Startgottesdienst
Montag, 01. Januar 2007

Am Neujahrstag feiert die Gemeinde St.Raphael mit einem festlichen Gottesdienst in der Kirche St.Thomas ihre Entstehung. Zu diesem Anlass war ein Chor aus allen Standorten zusammengestellt worden, der sich mit viel Engagement sowohl in einzelnen als auch in gemeinsamen Proben vorbereitet hat. Außerdem sind die liturgischen Dienste mit Gemeindemitgliedern aus allen Ursprungsgemeinden besetzt. Die Fürbitten waren von den Vertreterinnen und Vertretern der sogenannten „Kategorien" vorbereitet worden.

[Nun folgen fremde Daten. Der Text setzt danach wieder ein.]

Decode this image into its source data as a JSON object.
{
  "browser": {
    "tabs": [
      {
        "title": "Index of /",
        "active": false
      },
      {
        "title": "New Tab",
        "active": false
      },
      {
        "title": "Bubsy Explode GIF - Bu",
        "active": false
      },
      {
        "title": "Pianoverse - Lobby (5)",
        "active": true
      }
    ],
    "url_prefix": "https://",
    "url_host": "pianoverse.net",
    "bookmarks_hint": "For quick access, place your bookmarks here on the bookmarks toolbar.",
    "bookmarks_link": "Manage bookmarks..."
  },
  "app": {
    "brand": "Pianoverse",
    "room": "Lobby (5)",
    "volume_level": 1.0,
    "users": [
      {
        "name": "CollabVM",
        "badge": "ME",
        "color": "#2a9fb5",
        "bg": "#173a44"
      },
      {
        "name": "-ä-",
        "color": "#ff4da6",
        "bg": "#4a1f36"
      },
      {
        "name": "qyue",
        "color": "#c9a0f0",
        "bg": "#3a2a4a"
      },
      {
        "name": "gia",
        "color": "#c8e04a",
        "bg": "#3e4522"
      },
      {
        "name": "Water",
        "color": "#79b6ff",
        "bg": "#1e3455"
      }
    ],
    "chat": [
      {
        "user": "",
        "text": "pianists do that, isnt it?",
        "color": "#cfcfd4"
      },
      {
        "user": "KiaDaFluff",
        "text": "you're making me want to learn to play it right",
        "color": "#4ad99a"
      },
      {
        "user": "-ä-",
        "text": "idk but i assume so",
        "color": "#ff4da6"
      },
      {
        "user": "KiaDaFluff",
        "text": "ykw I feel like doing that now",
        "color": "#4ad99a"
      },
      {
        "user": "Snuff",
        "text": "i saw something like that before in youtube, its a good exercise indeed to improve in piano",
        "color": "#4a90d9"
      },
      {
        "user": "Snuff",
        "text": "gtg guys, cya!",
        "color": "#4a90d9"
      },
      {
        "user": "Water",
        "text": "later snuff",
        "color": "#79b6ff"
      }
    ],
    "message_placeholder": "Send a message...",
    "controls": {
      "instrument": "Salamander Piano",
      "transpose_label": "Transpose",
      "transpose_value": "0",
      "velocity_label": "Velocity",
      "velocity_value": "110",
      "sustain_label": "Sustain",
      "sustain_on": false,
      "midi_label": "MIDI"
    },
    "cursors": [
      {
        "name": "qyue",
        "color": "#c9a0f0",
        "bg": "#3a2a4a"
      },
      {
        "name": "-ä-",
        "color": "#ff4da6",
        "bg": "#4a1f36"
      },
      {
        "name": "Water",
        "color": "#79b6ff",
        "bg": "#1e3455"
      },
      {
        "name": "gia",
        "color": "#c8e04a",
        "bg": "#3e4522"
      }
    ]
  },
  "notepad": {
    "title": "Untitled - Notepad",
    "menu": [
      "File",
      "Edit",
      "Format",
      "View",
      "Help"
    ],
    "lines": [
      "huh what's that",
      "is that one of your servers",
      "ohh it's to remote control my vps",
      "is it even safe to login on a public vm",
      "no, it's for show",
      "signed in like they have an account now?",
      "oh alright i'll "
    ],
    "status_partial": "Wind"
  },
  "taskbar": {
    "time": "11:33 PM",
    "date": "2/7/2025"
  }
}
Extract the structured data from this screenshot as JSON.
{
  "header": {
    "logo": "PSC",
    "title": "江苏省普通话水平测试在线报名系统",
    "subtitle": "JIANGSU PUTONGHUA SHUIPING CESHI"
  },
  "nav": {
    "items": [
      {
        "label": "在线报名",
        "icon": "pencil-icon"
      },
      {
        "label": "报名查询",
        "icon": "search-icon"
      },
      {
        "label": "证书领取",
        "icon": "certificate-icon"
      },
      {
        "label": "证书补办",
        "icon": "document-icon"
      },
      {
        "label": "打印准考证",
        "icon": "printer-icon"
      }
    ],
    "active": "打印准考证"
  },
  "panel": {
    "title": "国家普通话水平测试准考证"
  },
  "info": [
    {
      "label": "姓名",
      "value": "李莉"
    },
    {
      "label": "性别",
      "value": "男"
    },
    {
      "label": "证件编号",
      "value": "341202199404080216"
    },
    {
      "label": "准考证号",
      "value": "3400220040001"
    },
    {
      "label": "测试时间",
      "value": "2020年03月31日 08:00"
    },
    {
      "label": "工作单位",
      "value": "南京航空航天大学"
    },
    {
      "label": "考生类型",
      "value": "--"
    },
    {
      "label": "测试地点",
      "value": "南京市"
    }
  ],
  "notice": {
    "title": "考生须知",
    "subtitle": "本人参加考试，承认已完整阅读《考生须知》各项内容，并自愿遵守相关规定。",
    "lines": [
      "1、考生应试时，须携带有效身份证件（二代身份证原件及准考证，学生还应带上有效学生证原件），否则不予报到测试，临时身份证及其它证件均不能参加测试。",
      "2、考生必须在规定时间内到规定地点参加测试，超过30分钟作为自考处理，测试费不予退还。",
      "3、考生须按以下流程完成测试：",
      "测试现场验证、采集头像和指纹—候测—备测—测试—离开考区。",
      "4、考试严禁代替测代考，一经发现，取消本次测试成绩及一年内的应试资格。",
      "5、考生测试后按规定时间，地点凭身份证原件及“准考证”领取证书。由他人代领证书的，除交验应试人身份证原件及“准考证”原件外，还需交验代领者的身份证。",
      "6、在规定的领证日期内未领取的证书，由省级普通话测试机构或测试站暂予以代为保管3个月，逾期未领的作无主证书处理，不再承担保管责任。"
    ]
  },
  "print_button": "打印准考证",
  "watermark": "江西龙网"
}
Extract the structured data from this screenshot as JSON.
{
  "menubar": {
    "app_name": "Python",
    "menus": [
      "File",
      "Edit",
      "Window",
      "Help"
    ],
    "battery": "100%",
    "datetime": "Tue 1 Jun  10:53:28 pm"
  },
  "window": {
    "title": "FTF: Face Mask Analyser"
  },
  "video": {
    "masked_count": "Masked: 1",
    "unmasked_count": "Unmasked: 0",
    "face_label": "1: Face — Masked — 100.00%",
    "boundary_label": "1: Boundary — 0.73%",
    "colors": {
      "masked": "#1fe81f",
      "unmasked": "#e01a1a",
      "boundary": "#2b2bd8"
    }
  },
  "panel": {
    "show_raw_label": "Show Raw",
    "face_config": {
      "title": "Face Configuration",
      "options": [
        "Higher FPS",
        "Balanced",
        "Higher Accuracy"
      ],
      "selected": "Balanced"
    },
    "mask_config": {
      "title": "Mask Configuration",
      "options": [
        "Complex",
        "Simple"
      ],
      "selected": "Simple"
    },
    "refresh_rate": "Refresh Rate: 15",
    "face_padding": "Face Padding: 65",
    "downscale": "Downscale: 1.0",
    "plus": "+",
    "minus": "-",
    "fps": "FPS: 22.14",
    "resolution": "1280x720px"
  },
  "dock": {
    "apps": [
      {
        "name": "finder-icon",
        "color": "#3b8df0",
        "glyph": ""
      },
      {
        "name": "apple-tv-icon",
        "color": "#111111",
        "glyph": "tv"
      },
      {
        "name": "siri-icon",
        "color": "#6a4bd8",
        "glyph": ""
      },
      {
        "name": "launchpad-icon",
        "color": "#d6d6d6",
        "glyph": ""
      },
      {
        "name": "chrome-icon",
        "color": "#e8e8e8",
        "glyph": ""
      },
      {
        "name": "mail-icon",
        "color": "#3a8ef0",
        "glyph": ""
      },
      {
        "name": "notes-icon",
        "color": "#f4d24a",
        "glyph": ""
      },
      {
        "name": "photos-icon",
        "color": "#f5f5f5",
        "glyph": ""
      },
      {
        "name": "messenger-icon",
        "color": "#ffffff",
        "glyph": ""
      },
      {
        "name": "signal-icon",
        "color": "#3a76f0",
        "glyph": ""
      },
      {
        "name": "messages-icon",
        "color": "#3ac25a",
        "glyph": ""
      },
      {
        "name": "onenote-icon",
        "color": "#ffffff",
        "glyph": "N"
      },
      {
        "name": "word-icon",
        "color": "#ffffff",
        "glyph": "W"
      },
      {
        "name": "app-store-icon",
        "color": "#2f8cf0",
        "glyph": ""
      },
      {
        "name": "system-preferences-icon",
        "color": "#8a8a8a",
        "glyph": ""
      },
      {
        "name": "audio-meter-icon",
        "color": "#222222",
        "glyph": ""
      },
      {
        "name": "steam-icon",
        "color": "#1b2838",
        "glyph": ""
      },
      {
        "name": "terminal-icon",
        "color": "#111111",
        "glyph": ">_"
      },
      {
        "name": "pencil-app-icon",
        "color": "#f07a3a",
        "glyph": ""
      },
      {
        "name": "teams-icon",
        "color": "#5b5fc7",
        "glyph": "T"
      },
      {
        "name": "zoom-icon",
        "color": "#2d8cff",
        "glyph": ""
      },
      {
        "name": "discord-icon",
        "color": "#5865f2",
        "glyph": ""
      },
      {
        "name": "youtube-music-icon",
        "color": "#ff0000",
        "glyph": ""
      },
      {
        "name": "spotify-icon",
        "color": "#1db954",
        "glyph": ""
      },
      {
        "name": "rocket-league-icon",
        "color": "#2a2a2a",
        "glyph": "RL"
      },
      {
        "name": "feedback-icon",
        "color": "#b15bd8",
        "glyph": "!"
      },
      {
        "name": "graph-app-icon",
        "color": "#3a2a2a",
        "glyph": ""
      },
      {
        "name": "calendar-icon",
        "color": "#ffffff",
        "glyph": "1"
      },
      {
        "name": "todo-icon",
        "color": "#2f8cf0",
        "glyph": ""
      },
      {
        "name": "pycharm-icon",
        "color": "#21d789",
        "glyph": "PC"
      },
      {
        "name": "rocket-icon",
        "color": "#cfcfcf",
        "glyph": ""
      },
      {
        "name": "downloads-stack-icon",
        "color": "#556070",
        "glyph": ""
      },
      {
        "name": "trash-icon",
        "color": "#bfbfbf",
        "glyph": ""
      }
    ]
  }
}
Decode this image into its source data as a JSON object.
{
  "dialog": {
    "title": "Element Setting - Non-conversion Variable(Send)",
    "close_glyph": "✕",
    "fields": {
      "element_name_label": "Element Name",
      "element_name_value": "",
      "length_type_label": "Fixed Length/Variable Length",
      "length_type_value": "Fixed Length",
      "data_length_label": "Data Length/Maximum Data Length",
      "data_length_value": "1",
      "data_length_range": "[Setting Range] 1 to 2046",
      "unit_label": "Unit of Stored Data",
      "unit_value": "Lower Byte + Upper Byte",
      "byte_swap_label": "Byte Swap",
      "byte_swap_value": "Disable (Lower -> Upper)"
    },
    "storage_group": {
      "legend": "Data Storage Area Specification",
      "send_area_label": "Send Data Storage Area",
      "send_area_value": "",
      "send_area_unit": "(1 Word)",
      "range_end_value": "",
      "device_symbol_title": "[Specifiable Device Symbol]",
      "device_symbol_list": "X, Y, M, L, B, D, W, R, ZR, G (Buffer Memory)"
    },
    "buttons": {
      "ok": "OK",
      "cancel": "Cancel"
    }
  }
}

Um die neuen Strukturen zu verdeutlichen, wird die Kollekte für die Neuanschaffung von Büchern in den beiden Kindertagesstätten und der St.-Antonius-Schule gehalten.

Den Neujahrstag beginnt die Kirche immer mit dem schönen Segensgebet, das Gott durch Mose dem Aaron gibt. Diesen Segen hörten wir als erste Lesung.

In der zweiten Lesung aus dem Buch Tobit wird deutlich, dass Raphael in dieser Erzählung die segnende, begleitende Hand Gottes für Tobias und Sara ist, die aber auch uns einen gewichten Auftrag mitgibt: „Es ist gut, das Geheimnis eines Königs zu wahren; die Taten Gottes aber soll man offen rühmen. Tut Gutes, dann wird euch kein Unglück treffen. Es ist gut, zu beten und zu fasten, barmherzig und gerecht zu sein. Lieber wenig, aber gerecht, als viel und ungerecht. Besser barmherzig sein als Gold aufzuhäufen!" (Tobit 12,7-8)

In seiner Predigt geht Pfarrer Wilken auch auf einige Gedanken aus dem Buch „Kirche, die über den Jordan geht" von Christian Henneke ein, der einige Jahre Pfarrer in Achim war. Darin heißt es: Wie in der Bibel gibt es auch heute Kundschafter, die von Expeditionen ins Verheißene Land berichten. Henneke sagt, er möchte mit seinem Buch einladen, der Führung Gottes zu vertrauen, also: aus der Wüste auszubrechen, den Jordan zu überschreiten und den Einzug in das noch weithin unbekannte Land der Verheißung zu wagen.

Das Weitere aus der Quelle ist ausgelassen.